Additionally, in Grant v. State Farm Fire & Casualty Co., 638 So.2d 936, 938 (Fla.1994), the Florida Supreme Court specifically held that “where a contract of insurance is entered into on a matter surrounded by statutory limitations and requirements, the parties are presumed to have entered into such agreement with reference to the statute, and the statutory provisions become part of the contract.” (emphasis added) (citations omitted). The PIP fee schedule was therefore clearly incorporated by law into the insured’s policy.
B. The insured’s policy also specifically incorporates by reference Florida’s Motor Vehicle No-Fault Law, as amended.
“A document may be incorporated by reference in a contract if the contract specifically describes the document and expresses the parties’ intent to be bound by its terms.” Mgmt.
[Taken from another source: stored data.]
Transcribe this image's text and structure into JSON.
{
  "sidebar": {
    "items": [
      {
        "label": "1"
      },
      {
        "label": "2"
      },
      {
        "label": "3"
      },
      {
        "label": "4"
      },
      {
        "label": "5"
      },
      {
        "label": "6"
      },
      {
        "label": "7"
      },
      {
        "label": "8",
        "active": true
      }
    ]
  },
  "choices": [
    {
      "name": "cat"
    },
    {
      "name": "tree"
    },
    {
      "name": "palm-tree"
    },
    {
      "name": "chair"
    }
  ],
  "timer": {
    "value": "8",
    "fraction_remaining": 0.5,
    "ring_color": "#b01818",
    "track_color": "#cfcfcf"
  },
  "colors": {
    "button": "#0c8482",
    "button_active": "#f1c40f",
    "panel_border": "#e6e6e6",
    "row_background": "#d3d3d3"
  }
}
Computer Controls, Inc. v. Charles Perry Constr., Inc., 743 So.2d 627, 631 (Fla. 1st DCA 1999); see also OBS Co. v. Pace Constr. Corp., 558 So.2d 404, 406 (Fla.1990) (“It is a generally accepted rule of contract law that, where a writing expressly refers to and sufficiently describes another document, that other document, or so much of it as is referred to, is to be interpreted as part of the writing.”). The ability to incorporate by reference applies equally to statutes. See Century Vill., Inc. v. Wellington E, F, K, L H, J, M, & G, Condo. Ass’n., 361 So.2d 128, 133 (Fla.1978). The insured’s policy states that reimbursements will be made “in accordance with, the Florida Motor Vehicle No-Fault Law, as amended.” (emphasis added). This language unequivocally evinces the parties’ intent to be bound by the terms of the Florida Motor Vehicle No-Fault Law, which includes the PIP fee schedule. Thus, it is clear that the fee schedule provided in subsection (5)(a)2.f. was incorporated by reference and became a part of the contract.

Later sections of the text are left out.